Сара бродила по коридорам, переходя из одного в другой, заглядывала в бесчисленные комнаты, напоминавшие лабиринт, который тянулся от северо‑западной башни, где располагалась ее спальня, окнами выходившая на Банковскую улицу, до кабинета дяди в дальнем конце дома с окнами на улицу О'Коннор. Большую часть времени Сара проводила в библиотеке или гуляла в саду. Ей нравилась библиотека, похожая на музей. Там вдоль стен высотой в два этажа тянулись полки с книгами, доходившие до сводчатого потолка, а в середине комнаты стояли витрины, где за стеклом хранились всевозможные диковинные вещицы, от которых захватывало дух. Пришпиленные булавками к бархату насекомые; поделки из камня; черепа животных и глиняные свистульки в виде птиц; старые рукописи; нарисованные от руки карты, выцветшие до сепии; маски Кабуки; миниатюрный синтоистский алтарь из слоновой кости и черного дерева; куклы из кукурузных початков; японские нэцкэ; фарфоровые миниатюры; древние ювелирные украшения; африканские бусы, а также скрипка из латуни в два раза меньше настоящей…

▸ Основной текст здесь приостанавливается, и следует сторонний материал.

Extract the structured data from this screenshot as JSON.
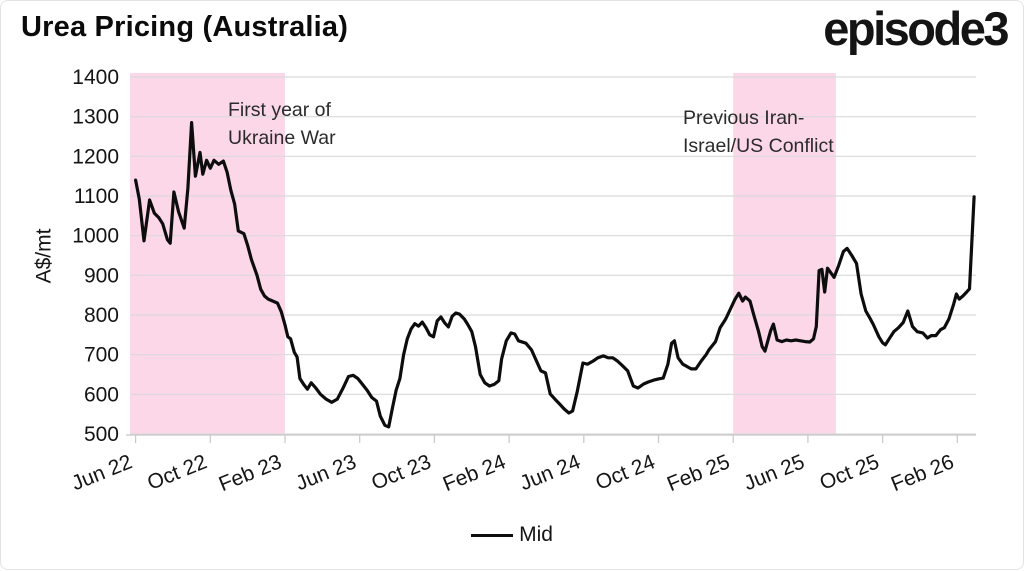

Витрины были так забиты всякой всячиной, что Сара могла целый день увлеченно рассматривать содержимое одной из них, а подойдя к витрине на следующий день, снова находила там что‑то, чего еще не видела. Однако интереснее всего было слушать рассказы дяди, который знал историю каждого предмета. Что бы Сара ни принесла в его кабинет – крошечную фигурку нэцкэ из слоновой кости, которая изображала барсука, выползающего из чайника, или плоский камешек со странными черточками‑насечками, напоминающими огамический алфавит, которым пользовались древние ирландцы, дядя мог говорить о них от обеда до ужина.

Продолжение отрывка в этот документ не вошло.